Oh, I think this is on both of them and they both share blame.
Harry 100% rushed into marriage after less than 18 months in a long-distance relationship. He had a history of failed relationships where the women ultimately blamed, in part, the British tabloid media's invasiveness as well as his own, as noted above, unresolved emotional trauma related to his mother's death and life in that royal fishbowl. He jumped, way too fast, into proposing before Meghan had lived in the UK long enough to really get a feel for what was to come because he was scared she would walk away.
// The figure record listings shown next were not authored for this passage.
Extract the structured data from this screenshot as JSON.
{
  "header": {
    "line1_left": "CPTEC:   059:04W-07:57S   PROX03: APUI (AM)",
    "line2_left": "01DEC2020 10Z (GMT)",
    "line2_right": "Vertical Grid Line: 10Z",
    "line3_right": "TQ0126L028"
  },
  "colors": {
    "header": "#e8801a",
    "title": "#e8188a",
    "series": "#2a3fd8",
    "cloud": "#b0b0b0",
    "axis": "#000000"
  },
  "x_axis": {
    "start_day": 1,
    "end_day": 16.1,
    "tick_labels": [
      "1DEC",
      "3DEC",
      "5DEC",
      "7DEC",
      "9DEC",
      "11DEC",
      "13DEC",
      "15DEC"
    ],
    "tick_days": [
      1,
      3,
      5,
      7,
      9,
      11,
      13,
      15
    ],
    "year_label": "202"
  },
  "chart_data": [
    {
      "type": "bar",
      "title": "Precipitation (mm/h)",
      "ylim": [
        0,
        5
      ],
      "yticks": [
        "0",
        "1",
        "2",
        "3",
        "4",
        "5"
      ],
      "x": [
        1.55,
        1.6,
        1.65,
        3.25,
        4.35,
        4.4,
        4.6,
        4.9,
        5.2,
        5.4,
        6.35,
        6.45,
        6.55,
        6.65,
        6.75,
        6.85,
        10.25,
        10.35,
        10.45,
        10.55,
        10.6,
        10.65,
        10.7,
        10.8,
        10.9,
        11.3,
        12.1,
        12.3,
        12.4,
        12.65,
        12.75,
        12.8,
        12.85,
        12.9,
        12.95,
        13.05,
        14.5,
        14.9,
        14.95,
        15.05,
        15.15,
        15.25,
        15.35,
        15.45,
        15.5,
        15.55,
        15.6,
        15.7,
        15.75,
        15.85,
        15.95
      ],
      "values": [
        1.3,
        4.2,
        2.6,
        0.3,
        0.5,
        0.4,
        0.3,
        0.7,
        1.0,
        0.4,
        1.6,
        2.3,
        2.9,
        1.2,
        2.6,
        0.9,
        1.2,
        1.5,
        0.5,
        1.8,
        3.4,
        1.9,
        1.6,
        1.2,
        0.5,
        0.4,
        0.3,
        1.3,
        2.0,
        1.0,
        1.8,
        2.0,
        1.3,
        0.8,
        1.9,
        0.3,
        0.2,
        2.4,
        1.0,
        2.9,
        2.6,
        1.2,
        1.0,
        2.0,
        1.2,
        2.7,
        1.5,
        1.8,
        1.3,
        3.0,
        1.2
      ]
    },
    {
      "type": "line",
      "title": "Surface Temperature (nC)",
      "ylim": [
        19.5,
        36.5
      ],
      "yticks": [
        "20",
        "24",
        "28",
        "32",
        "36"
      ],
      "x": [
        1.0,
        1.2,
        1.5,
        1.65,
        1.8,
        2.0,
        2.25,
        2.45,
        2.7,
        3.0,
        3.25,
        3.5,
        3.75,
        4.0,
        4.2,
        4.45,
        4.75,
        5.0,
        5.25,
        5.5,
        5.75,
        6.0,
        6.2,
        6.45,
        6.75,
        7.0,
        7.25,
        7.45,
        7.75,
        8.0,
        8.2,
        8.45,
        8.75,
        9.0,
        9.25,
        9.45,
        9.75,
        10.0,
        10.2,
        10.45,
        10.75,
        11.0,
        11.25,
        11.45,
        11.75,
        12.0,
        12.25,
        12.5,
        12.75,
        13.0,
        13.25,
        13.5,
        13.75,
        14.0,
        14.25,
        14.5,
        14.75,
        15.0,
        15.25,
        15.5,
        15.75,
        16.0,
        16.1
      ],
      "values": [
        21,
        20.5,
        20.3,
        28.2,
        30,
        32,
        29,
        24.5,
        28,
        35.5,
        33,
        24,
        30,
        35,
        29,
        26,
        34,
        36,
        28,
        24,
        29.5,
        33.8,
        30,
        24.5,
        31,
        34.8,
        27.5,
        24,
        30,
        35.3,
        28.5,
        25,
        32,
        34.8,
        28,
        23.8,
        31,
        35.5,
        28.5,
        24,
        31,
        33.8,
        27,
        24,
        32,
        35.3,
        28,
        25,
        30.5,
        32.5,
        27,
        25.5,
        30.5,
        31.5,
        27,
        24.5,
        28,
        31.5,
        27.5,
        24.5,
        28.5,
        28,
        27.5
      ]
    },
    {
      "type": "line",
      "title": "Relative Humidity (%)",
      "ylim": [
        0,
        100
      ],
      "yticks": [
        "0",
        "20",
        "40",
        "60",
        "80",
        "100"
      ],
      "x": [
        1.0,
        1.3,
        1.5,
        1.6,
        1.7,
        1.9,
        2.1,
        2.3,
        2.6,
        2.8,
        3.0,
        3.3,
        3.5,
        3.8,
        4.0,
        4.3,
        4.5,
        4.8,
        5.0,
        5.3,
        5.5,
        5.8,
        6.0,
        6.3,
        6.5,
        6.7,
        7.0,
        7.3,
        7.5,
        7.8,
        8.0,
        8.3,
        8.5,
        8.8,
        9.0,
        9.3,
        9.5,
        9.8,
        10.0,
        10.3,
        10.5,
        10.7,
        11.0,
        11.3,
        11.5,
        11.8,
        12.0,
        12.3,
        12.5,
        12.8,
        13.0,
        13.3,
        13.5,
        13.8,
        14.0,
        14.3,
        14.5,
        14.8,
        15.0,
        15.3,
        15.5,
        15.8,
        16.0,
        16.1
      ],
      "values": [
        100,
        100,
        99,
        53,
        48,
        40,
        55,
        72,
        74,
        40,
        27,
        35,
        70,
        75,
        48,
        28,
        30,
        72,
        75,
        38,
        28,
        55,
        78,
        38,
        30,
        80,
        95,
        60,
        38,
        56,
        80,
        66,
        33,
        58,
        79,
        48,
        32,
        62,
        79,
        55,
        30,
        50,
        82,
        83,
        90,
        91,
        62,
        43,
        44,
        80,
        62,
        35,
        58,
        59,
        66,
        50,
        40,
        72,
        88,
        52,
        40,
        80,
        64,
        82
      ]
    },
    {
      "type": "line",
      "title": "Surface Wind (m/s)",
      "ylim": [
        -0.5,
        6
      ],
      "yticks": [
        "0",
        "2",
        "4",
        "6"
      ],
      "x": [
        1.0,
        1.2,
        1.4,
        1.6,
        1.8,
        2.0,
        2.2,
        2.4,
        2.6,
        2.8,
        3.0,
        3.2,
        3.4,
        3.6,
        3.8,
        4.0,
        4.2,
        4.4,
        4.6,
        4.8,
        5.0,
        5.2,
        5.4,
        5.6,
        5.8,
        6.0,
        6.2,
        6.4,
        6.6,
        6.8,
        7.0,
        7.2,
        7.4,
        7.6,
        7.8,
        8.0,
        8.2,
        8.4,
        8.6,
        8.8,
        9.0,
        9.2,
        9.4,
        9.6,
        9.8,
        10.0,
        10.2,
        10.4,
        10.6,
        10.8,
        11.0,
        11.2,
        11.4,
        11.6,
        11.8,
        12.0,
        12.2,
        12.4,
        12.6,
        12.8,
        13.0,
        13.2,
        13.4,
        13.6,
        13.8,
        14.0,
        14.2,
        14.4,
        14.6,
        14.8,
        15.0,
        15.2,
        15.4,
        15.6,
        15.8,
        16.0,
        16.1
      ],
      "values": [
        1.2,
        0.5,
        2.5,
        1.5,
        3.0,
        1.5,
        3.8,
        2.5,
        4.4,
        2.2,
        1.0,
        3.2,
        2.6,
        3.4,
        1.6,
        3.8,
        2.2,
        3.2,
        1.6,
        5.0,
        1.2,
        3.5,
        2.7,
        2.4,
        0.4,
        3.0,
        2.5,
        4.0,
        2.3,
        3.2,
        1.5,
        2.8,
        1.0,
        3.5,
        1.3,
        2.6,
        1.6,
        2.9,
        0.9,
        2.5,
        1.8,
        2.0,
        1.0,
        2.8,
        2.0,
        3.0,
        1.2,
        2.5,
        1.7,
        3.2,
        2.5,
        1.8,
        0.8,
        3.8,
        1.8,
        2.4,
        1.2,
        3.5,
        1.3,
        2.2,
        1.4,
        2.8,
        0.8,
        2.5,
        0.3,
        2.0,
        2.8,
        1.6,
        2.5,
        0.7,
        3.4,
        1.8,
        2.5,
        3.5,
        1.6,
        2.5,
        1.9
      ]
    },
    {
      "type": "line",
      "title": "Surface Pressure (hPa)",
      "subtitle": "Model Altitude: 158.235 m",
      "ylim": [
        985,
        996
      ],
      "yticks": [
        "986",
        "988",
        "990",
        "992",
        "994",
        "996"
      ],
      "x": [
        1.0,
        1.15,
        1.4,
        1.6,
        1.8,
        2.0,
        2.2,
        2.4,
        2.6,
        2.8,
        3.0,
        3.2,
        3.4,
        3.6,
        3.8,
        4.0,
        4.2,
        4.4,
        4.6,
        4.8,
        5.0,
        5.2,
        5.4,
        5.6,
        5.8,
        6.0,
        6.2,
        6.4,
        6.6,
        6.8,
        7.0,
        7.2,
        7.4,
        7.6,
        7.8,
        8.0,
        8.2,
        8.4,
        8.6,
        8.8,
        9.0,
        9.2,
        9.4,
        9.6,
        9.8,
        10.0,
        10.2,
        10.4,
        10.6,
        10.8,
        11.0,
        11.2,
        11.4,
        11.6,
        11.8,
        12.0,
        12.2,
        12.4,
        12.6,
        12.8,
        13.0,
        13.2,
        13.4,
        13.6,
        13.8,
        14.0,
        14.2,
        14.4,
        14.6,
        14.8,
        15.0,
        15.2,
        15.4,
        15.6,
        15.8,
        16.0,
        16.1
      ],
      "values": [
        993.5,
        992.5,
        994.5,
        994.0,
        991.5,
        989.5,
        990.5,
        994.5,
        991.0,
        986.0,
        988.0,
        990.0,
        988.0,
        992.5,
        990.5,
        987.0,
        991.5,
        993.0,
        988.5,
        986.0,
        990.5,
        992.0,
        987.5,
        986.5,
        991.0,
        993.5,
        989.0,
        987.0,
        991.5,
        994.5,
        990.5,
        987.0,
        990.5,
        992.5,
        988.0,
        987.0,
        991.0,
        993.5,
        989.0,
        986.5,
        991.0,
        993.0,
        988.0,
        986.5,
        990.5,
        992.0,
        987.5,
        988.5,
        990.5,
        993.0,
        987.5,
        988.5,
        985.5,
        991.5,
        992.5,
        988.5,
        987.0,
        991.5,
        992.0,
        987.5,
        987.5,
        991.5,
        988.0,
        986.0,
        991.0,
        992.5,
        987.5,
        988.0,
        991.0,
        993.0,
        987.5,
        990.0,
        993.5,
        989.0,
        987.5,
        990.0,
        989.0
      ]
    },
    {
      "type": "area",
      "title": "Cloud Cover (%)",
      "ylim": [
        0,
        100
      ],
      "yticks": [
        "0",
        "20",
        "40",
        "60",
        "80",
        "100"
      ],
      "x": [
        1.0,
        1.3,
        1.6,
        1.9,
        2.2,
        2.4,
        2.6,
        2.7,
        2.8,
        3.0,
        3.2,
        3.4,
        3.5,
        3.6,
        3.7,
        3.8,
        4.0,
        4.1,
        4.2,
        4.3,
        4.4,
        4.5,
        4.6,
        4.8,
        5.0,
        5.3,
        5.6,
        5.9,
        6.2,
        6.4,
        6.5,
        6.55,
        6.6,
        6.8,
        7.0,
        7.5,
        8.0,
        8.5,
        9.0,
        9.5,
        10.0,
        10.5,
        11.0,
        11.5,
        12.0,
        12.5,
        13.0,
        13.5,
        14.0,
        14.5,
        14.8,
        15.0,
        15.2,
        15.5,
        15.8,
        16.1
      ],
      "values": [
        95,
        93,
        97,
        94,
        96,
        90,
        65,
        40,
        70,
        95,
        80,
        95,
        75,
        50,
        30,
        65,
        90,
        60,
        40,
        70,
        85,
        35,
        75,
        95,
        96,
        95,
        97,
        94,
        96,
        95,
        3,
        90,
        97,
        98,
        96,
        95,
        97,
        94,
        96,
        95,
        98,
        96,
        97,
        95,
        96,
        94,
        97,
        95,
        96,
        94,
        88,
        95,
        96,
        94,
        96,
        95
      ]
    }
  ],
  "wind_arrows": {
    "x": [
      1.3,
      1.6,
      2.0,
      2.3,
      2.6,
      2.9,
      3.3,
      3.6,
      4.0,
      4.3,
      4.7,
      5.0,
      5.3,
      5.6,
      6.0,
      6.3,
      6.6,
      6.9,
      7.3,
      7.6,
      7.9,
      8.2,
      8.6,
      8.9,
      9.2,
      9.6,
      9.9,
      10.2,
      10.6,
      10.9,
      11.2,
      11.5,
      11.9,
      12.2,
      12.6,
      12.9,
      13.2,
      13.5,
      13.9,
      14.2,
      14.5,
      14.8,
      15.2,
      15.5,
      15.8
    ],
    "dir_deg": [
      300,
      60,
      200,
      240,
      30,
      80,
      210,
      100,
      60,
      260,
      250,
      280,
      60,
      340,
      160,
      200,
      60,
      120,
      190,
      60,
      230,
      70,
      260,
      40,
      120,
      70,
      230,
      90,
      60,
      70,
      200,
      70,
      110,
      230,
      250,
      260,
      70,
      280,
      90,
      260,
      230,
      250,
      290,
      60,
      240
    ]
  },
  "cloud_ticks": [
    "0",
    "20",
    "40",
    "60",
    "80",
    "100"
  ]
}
And, honestly, if you read Spare, you get a sense of the anger in him simmering just below the carefully constructed facade that he dealt with by drinking too much and emotional outbursts that were a LOT for those around him to handle.
Meghan also rushed into the marriage - she wanted the level of fame that came with being a member of the world's most famous royal family. She also came from the entertainment industry which has a different attitude toward accepting luxury goods & clothes than the BRF - the BRF doesn't do endorsements, instead, you pay for your clothes, etc, plus you don't wear jewelry from questionable givers like MBS unless it's been approved by the government. She really did not understand that the BRF is accountable to the British public and how those optics matter in a way that Hollywood doesn't concern itself with. I think she really believed that royal life really was all about hobnobbing with celebrities, having the best seats at Wimbledon, wearing designer clothes to charity galas, cutting media deals on the side (remember Harry suggesting to the Disney CEO at The Lion King London premiere that Meghan would be a great narrator for some documentary?), and being able to handpick her "projects" with very little oversight or input from anyone - certainly not the Cambridges (when they were still sharing an office & communications team) nor the Prince of Wales (despite the Duchy of Cornwall funding them entirely), and maybe even not the Queen herself. She just didn't think any rules applied to her - which is also Harry's fault because, again if you've read Spare, he certainly didn't seem to grasp how he really wasn't equal to William in the hierarchy and that things like HRH Prince/Princess titles were likely to not be in the cards for his own kids regardless of who he married, or that he and his wife weren't going to have an open checkbook for housing and clothes. It just never occurred to him because he never paid attention to any of those things. And, when it became apparent that royal life was not at all what she had envisioned, Meghan started, as she had done in the past, looking for an exit strategy that WOULD get her what she wanted. In Harry, she had a perfect, emotionally immature and still-traumatized mark and it was easy enough to cast herself in the role of the hounded, harassed innocent who only he could rescue.
But, really, that's on Harry when it's all said and done. He wanted out as much as she did - and he's said that many times over the years, long before he met Meghan. She just gave him the path by which to pursue his long-desired exit from the BRF. All of his protestations through the years that he'd never leave because he knew William needed his support? Hollow. If they were truthful, he'd have not behaved like the selfish, emotionally stunted man he really is. And, let's not think for one second that Meghan is "sharing" information with close friends (or Omid Scobie) without Harry's by and leave. I've come to believe Meghan would be perfectly happy living the Hollywood celebrity fake philanthropist lifestyle that she now has and that most everything now coming out is being driven by Harry's inexplicable jealousy of and anger towards his older brother. He is boiling mad that he didn't inherit the Duchy of Cornwall and that he and his wife actually have to earn the money necessary to fund their lifestyle and that his only real currency/earnings value is because he is a Prince of the UK and NI and nothing else. There's no value beyond the accident of his birth family, but he is too immature to accept (or maybe even realize) that he threw away the outstanding opportunities he had with his excellent education to either attend university or pursue a real career with the British Army.
Meghan is a go-getter and a hustler. She will land on her feet just fine. The real question is how long does she continue to put up with Harry? They both have toxic character traits - one of hers is excising people from her life once they've outlived their usefulness. God knows, I wouldn't want to deal with Harry the man-child for as long as she has. I do give her a lot of credit for hanging on this long, but I'm skeptical we'll be talking about them as a married couple in five years.